The Pretrained Models
Shaping Modern AI
A visual guide to GPT, BERT, LLaMA, and Claude — the transformer-based architectures that redefined what language models can do.
The Generative Pre-trained Transformer family pioneered large-scale unsupervised pretraining on internet text followed by task-specific fine-tuning. GPT-3 (175 B params) demonstrated that scale alone unlocks emergent few-shot abilities, while GPT-4 introduced multimodal reasoning and RLHF alignment.
Bidirectional Encoder Representations from Transformers changed NLP benchmarks overnight. By masking random tokens and training the model to predict them using left and right context simultaneously, BERT produced deeply contextual embeddings ideal for classification, NER, QA, and semantic search.
Large Language Model Meta AI democratised foundation-model research by releasing competitive weights publicly. LLaMA 2 added grouped-query attention for efficiency; LLaMA 3 extended context to 128 K tokens and trained on 15 T tokens. Its open availability spurred thousands of fine-tunes and derivative models.

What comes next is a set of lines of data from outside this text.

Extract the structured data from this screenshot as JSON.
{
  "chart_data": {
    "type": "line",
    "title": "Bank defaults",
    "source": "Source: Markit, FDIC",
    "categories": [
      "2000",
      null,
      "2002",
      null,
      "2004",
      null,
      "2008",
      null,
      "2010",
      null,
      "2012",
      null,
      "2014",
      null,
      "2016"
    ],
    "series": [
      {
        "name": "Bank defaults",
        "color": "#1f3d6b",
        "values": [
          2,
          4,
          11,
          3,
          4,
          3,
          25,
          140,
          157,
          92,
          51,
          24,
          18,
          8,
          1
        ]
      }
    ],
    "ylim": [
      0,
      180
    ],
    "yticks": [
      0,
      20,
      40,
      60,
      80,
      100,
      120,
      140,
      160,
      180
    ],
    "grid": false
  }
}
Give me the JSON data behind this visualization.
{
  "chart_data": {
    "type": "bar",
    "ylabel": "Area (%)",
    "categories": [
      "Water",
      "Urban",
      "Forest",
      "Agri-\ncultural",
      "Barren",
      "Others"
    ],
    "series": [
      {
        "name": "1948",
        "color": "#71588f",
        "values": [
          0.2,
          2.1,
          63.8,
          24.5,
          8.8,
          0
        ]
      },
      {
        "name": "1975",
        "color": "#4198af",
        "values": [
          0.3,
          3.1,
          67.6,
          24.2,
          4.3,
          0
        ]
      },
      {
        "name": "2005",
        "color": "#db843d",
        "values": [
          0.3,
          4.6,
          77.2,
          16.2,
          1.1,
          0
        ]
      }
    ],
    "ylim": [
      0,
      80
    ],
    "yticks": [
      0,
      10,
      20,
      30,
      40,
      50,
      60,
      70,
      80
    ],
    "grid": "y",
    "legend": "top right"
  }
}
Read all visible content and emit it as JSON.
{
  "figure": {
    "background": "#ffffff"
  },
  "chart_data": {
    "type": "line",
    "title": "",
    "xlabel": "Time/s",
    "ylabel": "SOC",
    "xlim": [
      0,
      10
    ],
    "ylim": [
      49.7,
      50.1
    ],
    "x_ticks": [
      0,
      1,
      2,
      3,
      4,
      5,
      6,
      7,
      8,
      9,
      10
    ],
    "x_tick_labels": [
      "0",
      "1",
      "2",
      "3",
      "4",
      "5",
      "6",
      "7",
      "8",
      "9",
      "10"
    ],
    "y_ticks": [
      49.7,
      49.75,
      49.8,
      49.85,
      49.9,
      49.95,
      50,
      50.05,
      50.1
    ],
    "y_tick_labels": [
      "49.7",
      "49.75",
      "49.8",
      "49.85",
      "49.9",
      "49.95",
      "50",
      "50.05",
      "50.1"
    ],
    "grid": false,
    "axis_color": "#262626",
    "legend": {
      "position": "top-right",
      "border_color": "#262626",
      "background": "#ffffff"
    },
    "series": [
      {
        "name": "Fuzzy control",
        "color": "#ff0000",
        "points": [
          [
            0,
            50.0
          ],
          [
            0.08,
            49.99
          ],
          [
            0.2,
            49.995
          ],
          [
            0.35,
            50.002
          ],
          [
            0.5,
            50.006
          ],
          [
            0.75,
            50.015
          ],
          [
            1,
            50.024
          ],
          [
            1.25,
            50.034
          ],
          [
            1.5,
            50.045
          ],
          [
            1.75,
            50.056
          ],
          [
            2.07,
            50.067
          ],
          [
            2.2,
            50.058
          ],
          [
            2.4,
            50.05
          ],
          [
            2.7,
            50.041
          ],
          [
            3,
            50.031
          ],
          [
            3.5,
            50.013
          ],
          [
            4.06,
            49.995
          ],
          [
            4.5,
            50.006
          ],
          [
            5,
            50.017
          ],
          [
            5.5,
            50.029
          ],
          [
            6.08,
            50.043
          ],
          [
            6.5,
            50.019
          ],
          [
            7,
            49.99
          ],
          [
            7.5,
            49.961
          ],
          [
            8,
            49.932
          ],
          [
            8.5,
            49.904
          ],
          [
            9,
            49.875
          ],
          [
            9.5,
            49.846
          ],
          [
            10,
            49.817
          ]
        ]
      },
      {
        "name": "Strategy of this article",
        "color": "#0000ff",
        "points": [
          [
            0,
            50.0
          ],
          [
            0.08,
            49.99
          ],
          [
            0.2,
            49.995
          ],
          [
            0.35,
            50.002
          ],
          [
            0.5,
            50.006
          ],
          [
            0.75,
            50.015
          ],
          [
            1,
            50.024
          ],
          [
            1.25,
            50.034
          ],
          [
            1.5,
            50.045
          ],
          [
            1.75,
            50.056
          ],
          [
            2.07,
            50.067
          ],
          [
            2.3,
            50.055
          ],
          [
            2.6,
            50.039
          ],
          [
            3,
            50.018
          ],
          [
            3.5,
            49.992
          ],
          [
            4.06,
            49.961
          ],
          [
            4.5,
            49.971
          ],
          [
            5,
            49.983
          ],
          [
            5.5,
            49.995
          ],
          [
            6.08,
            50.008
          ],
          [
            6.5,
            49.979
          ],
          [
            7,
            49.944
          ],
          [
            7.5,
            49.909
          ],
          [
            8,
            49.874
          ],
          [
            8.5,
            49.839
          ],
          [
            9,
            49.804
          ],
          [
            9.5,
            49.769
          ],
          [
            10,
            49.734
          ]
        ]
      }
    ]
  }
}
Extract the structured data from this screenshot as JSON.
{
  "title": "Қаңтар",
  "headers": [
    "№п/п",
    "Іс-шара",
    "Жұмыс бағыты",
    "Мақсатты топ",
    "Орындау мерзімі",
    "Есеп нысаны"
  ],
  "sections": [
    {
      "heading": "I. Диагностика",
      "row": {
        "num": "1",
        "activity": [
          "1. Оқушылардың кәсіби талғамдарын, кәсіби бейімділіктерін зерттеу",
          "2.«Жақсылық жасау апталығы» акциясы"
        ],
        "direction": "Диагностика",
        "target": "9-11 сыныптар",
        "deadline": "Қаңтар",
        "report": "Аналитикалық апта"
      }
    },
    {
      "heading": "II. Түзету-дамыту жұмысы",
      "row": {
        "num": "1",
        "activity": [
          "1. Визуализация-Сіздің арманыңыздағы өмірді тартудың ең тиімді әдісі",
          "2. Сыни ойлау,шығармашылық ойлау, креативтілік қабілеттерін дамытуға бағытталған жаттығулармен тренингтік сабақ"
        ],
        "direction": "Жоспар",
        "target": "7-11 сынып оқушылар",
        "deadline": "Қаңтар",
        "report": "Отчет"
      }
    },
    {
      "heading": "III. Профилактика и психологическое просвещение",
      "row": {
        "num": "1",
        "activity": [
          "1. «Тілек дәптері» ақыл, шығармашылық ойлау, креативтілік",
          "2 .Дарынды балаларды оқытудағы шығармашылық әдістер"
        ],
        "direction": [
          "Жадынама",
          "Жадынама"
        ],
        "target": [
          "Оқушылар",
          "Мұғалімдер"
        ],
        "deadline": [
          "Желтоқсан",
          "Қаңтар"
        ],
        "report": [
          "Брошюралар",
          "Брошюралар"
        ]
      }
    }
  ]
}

Built around Constitutional AI — a method that uses a set of principles to guide self-critique and revision — Claude prioritises helpfulness, harmlessness, and honesty. Claude 3 Opus matched or exceeded GPT-4 on many benchmarks; the Claude 3.5 and 4 families extended multimodal reasoning and tool use.
Architecture at a Glance
| Model | Architecture | Training objective | Best for |
|---|---|---|---|
| GPT | Decoder-only transformer | Next-token prediction (CLM) | Open-ended generation, chat, code |
| BERT | Encoder-only transformer | Masked LM + Next sentence pred. | Classification, NER, semantic search |
| LLaMA | Decoder-only (RoPE + GQA) | Next-token prediction (CLM) | Open research, fine-tuning, edge deploy |
| Claude | Decoder-only + Constitutional AI | RLHF + CAI self-critique | Long-context reasoning, safe assistants |
A Brief History
-
2017Attention Is All You Need — Vaswani et al. introduce the Transformer, replacing recurrent nets with pure self-attention, laying the foundation for every model on this page.
-
2018GPT-1 & BERT — OpenAI’s GPT shows unsupervised pretraining + fine-tuning wins at NLU. Google’s BERT simultaneously proves bidirectional context is king for understanding tasks.
-
2020GPT-3 — 175 B parameters and in-context few-shot learning stun the research community. Scale, it turns out, is a feature.
-
2023LLaMA 1 & Claude 1 — Meta opens the weights to researchers; Anthropic ships Constitutional AI-aligned Claude. The open/closed dichotomy defines a new era of LLM competition.
-
2024 – 25Claude 3 / 4, LLaMA 3, GPT-4o — Multimodal reasoning, 128 K–1 M token contexts, tool use, and real-time voice. The frontier accelerates faster than ever.